Sono gli stessi casermoni che dal nord al sud caratterizzano, ormai divenuti tristi simboli, alcune tra le zone più periferiche e abbandonate delle grandi città italiane. Corviale a Roma piuttosto che Scampia a Napoli o lo Zen a Palermo, tutti luoghi frutto di una urbanizzazione che ha mostrato in modo drammatico e definivo il suo fallimento.
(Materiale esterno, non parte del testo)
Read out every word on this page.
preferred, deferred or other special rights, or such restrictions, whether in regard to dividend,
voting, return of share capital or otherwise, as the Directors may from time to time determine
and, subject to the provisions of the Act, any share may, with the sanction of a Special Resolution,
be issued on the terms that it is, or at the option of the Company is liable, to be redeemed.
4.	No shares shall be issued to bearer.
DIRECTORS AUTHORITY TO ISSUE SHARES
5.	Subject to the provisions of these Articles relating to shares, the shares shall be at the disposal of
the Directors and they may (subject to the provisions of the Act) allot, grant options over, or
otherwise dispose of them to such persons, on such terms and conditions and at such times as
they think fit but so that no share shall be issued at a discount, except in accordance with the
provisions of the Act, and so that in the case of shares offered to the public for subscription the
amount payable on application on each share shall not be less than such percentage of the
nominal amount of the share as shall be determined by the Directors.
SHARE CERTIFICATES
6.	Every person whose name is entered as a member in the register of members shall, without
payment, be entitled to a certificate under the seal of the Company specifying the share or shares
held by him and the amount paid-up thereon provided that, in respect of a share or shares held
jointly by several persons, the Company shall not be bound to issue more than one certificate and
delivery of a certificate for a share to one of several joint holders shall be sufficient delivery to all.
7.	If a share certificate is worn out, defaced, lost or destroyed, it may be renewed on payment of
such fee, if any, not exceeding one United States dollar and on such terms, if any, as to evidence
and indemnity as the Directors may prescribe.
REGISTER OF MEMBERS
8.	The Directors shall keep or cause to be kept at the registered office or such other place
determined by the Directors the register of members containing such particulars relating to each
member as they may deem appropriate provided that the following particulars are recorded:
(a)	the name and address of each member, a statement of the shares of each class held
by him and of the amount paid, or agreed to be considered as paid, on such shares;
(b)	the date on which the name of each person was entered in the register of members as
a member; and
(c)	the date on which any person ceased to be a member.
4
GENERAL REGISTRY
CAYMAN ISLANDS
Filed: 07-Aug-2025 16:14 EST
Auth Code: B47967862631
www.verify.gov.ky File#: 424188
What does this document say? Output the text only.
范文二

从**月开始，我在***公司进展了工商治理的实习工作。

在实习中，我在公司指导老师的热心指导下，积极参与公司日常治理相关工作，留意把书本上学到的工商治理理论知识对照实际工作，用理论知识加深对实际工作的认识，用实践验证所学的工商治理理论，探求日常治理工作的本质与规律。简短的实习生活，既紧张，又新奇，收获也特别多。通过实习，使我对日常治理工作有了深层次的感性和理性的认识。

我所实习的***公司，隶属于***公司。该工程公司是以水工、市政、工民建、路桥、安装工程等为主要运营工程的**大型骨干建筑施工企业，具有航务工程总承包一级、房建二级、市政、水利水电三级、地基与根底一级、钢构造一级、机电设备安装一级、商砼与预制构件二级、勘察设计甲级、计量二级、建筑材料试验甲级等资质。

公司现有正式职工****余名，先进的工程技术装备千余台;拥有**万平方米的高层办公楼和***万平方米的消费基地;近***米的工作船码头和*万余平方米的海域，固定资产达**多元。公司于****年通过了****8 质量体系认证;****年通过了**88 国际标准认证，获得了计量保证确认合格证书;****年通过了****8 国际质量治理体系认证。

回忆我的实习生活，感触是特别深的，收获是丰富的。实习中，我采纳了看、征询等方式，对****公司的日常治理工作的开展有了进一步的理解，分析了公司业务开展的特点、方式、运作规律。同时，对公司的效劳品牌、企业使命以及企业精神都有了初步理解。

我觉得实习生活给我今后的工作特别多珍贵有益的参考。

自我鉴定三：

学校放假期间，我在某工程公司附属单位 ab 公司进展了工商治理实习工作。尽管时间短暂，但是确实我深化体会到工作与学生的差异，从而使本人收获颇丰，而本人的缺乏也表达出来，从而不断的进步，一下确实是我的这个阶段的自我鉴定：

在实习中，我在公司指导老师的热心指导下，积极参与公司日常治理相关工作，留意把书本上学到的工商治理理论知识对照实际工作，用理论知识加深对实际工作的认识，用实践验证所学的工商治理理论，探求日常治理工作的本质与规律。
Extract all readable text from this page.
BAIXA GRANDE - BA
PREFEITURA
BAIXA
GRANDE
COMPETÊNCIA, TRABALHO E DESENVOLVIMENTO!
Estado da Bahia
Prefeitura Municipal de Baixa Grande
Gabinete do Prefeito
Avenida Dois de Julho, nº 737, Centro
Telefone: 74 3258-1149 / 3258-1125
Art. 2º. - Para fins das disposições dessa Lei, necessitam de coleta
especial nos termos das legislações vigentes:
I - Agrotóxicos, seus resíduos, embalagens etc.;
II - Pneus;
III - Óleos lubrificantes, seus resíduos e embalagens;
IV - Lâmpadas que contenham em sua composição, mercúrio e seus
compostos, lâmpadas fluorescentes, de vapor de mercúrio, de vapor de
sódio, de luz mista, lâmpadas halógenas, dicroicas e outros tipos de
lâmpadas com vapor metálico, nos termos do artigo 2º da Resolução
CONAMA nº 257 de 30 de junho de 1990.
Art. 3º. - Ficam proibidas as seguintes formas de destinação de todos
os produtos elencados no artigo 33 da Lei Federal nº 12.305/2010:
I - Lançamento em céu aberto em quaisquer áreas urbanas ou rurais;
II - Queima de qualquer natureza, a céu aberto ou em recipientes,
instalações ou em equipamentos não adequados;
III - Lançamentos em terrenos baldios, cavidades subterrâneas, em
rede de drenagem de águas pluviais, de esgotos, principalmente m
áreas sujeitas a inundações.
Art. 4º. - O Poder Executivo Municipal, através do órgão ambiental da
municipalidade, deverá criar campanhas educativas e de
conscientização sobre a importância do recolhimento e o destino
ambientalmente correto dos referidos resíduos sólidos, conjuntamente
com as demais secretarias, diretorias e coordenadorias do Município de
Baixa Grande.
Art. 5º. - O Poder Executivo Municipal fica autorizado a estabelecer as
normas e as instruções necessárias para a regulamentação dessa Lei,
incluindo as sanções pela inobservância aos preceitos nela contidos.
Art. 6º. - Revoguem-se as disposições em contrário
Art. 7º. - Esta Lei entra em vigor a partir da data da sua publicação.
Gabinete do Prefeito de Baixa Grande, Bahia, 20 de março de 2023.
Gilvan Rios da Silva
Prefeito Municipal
Il desiderio di Junior, in questa realtà violenta scandita da spari di pistola come colonna sonora, si scontra con un altro spazio fatto di incomunicabilità e assenza, quello familiare. Così, minuto dopo minuto, si fa sempre più netta e profonda la distanza con la madre che non riesce, e forse non si sforza neanche, di comprendere l’ostinazione con cui il figlio, con l’ingenuità tipica dell’età infantile, insegue il suo sogno.
Si inscrive in questo rapporto che sembra non riuscire mai a nascere, una riflessione sul senso materno, visto quasi non come un impulso innato ma come una scelta vera e propria, da compiere o meno. E nel rifiuto operato dalla figura materna, che lentamente diviene anche repulsione fisica, si nasconde la paura della diversità.
Diversità che viene letta immediatamente come ambiguità sessuale e che segna quindi un’altra paura da allontanare o da neutralizzare, ancora di più in una società in cui non esiste altra via se non quella della prevarizazione.
La Rondòn coniuga la profondità di sguardo e l’amore verso il piccolo protagonista - autore di una grande prova - con una narrazione mai pesante, dosando in modo puntuale leggerezza ed emotività.
Nonostante la serietà e la complessità dei temi trattati, Pelo Malo ha il pregio di inseguire e non tralasciare tutti i punti di vista possibili. Lo fa astenendosi da qualsiasi forma di giudizio, semplicemente accompagnando una storia che ha nell’epilogo, lucido e realisticamente cinico, una conferma delle sue qualità.


CAST & CREDITS

(Pelo Malo) Regia e sceneggiatura: Mariana Rondòn; fotografia: Micaela Cajahuaringa; montaggio: Maritè Ugàs; interpreti: Beto Benites (Junior), Nelly Ramos, Maria Emilia Sulbaràn;produzione:Sudaca Films, Imagen Latina, Hanfgarn & Ufer filmproduktion, La Sociedad Post, Artefactos S.F.; origine: Venezuela 2013; durata: 93’.